The precision of this process is such that it is used to measure the lattice structure dimensions of crystals. Here, we will try to use this process with laser wavelength to measure the spacing of grooves on CD. The formula for the groove spacing, d, is
d = nL/sin(An)
n = fringe number starting with 0 as the central fringe
L = wavelength of light used
An = angle between the incident light and the diffracted beam forming the nth fringe.
The requirements of this experiment are very basic. This can easily be carried out inside the classroom.
1. A table.
2. A CD or DVD (preferably blank)
3. A laser pointer with known wavelength. The wavelength is generally written on the pointer. The inexpensive red lasers are around 670 nm.
4. A ruler or meter scale.
5. A screen.

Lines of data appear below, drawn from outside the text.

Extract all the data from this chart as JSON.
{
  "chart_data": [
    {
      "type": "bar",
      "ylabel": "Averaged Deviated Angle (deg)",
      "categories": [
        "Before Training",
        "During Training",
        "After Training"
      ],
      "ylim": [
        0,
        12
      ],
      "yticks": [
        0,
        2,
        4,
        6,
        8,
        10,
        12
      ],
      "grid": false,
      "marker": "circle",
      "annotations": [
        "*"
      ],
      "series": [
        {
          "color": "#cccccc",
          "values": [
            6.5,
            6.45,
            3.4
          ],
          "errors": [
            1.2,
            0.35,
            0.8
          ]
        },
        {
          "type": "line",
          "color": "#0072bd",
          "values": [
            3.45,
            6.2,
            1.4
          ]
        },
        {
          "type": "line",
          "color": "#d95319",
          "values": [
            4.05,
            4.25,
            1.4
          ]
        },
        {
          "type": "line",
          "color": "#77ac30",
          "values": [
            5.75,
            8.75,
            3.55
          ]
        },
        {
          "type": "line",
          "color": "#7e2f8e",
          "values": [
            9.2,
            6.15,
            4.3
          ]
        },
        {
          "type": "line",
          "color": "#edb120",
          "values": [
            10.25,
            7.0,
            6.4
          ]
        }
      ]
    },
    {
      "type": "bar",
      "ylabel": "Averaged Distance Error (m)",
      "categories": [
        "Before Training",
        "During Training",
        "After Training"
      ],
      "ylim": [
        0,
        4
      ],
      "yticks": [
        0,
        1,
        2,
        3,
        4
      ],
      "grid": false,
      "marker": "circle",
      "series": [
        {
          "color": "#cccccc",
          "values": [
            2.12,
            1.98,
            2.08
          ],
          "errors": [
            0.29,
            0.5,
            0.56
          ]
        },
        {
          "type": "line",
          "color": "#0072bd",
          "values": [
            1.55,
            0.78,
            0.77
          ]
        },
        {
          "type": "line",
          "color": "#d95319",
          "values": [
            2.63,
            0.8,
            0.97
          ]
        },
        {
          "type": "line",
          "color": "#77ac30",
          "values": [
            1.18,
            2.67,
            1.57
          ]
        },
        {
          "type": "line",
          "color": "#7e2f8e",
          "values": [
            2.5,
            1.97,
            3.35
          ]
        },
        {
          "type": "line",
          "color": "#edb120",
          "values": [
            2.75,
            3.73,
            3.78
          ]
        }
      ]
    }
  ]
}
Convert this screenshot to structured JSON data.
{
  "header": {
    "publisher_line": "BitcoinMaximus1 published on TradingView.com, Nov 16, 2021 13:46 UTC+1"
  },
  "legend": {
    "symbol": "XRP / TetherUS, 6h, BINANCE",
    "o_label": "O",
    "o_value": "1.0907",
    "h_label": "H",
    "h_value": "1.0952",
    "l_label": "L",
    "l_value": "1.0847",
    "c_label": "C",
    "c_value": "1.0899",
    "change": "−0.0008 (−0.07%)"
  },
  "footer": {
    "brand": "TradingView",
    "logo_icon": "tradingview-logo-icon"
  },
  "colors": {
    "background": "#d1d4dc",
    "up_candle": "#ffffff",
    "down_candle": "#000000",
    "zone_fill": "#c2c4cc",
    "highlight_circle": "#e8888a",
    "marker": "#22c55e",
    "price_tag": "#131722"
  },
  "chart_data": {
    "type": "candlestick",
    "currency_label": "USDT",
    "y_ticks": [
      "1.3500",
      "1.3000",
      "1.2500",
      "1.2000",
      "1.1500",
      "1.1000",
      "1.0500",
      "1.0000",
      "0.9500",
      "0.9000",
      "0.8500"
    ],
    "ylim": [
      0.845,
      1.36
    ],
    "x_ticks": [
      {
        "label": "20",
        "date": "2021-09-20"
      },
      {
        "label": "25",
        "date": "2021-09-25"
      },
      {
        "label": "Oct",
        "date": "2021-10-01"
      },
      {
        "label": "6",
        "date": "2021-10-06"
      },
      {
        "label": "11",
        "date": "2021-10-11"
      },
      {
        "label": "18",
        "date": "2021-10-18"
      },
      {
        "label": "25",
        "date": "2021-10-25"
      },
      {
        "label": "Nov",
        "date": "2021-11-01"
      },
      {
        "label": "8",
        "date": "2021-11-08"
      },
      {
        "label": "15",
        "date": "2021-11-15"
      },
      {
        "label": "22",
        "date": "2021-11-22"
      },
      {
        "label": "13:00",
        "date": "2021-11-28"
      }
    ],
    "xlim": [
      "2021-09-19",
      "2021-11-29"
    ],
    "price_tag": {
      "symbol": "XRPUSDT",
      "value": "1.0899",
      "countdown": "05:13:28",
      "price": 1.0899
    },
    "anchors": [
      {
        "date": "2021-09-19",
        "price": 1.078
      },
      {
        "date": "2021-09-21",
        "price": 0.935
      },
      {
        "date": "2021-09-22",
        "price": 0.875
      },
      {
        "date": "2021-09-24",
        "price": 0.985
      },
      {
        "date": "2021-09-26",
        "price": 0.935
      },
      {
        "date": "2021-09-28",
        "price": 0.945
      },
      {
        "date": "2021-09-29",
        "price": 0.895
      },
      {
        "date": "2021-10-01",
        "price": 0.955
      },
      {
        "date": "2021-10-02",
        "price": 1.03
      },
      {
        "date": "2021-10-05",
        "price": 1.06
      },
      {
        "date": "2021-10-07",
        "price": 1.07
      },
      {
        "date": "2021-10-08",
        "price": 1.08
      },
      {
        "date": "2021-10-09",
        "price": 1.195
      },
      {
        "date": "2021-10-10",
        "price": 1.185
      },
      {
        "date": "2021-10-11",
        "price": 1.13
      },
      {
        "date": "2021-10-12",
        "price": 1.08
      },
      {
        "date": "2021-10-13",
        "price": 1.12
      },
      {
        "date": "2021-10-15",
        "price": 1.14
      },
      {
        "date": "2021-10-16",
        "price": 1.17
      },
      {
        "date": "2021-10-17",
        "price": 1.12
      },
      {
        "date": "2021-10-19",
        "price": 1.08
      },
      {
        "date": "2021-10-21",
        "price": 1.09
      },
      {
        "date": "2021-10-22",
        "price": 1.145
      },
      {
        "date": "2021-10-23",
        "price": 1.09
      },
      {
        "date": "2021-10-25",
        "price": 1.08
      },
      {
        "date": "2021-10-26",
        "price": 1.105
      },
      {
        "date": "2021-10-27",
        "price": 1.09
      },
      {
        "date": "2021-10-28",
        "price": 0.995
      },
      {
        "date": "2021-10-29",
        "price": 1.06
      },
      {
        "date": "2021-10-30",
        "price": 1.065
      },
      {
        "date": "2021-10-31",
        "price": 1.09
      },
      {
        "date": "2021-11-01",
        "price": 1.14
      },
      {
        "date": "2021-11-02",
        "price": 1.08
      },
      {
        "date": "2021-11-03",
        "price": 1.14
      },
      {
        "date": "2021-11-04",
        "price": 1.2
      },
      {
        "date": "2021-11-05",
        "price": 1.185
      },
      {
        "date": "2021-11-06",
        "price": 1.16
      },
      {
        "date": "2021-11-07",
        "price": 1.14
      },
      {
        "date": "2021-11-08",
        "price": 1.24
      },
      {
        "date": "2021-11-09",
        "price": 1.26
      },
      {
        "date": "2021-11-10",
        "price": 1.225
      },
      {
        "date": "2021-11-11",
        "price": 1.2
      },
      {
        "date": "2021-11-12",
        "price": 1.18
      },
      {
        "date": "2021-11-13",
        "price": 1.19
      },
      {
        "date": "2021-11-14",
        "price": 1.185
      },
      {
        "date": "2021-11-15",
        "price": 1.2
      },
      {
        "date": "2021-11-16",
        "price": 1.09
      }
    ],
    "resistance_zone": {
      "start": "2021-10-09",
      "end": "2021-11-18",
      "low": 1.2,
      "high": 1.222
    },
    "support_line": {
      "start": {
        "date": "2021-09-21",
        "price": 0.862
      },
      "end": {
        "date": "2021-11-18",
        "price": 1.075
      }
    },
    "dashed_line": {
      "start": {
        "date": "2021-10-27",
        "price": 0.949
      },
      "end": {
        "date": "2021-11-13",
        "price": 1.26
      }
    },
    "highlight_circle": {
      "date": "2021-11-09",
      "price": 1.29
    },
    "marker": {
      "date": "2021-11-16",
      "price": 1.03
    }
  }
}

However, the classroom wall can also be used as a screen.
In the adjacent figure, the schematic setup of the experiment is shown.
1. Place the CD vertically facing the screen and 1 meter away from it. The readable part of the CD (non-labeled part) should be toward the screen.
2. Fix the laser between the screen and the CD such that light from it incidents directly onto the CD.
3. Switch on the laser. Adjust the screen such that you see the fringes on it.
Observations and Calculations
Once the fringes are produced, the distance between the central fringe and the first fringe on one side of it should be measured. Let us call this distance D (in meters). This distance must be measured in order to calculate the angle A.
From the figure,
tan (A) = D
=> A = tan-1(D)
Now, the groove spacing ’d' can be easily calculated using
d = L/sin(A) for n=1
Using a laser of wavelength(L) 650 nm, the following results are obtained.
D = 40 cm = 0.4 metres
=> A = tan-1(D) = 21.8 degrees
d = L/sin(A) = 650/sin(21.8) = 1750 nm which is very close to the actual spacing.